The crux of the case turns on the question of whether the suit involves the claims of “100 or more persons” to satisfy CAFA’s “mass action” provision. Id. The Fifth Circuit reasoned, as it did in Louisiana ex rel. Caldwell v. Allstate Ins. Co., 536 F.3d 418, 424-25 (5th Cir. 2008), that “persons” in the “mass action” context are the “real parties in interest,” and not simply the named party in the pleadings. Mississippi ex rel. Hood v. AU Optronics Corp., 701 F. 3d 796, 800 (5th Cir. 2012). The court ruled that Mississippi’s complaint, the statutes under which Mississippi brought suit, and common law parens patriae authority led to the conclusion that the real parties in interest in the case far exceeded 100 people. Indeed, the Fifth Circuit found that, in actuality, Mississippi brought the case as a representative of its many citizen consumers who purchased the products at the center of the case. Accordingly, it ruled that the suit was properly removed to federal court because it met the CAFA definition of a “mass action.”
The Supreme Court has never addressed federal “mass action” jurisdiction under CAFA and its ruling here is likely to have a significant impact. In our opinion, the Court should affirm the Fifth Circuit’s interpretation of the “mass action” provision in CAFA because such an interpretation is consistent with Congress’s intent, which was to broaden federal court diversity jurisdiction to encompass “interstate cases of national importance,” as a means of protecting out-of-state defendants from potential state-court bias. CAFA § 2(b)(2). This lawsuit, brought by the Mississippi Attorney General for significant damages against leading domestic and foreign manufacturers of LCD panels, is precisely the type of case contemplated by CAFA.

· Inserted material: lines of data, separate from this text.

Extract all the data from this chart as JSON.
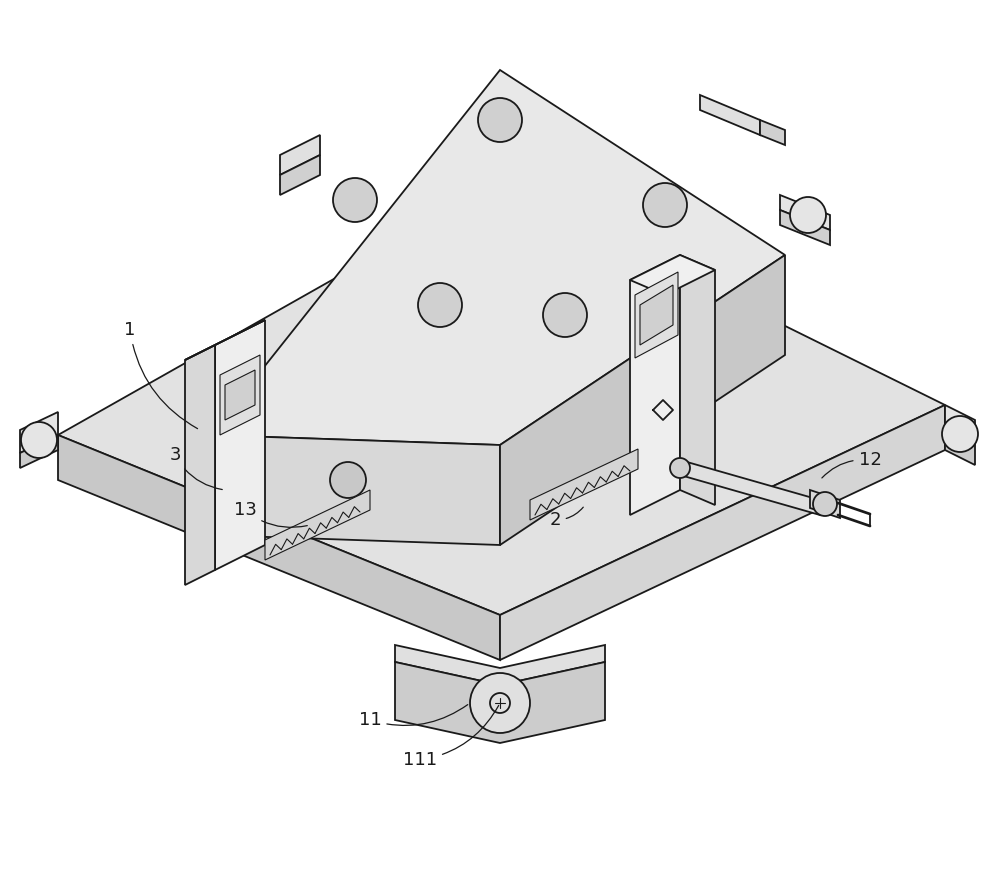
{
  "fig_width": 10.0,
  "fig_height": 8.76,
  "dpi": 100,
  "bg_color": "#ffffff",
  "line_color": "#1a1a1a",
  "line_width": 1.3,
  "thin_line": 0.8,
  "label_fontsize": 13
}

Because the State of Mississippi is suing for significant damages in a representative capacity on behalf of numerous Mississippi citizens and consumers of LCD displays, CAFA’s “mass action” provision is satisfied. States like Mississippi should not be permitted to circumvent CAFA and evade removal jurisdiction simply by pleading a parens patriae action. A different result would allow plaintiffs’ lawyers to game the system to avoid removal.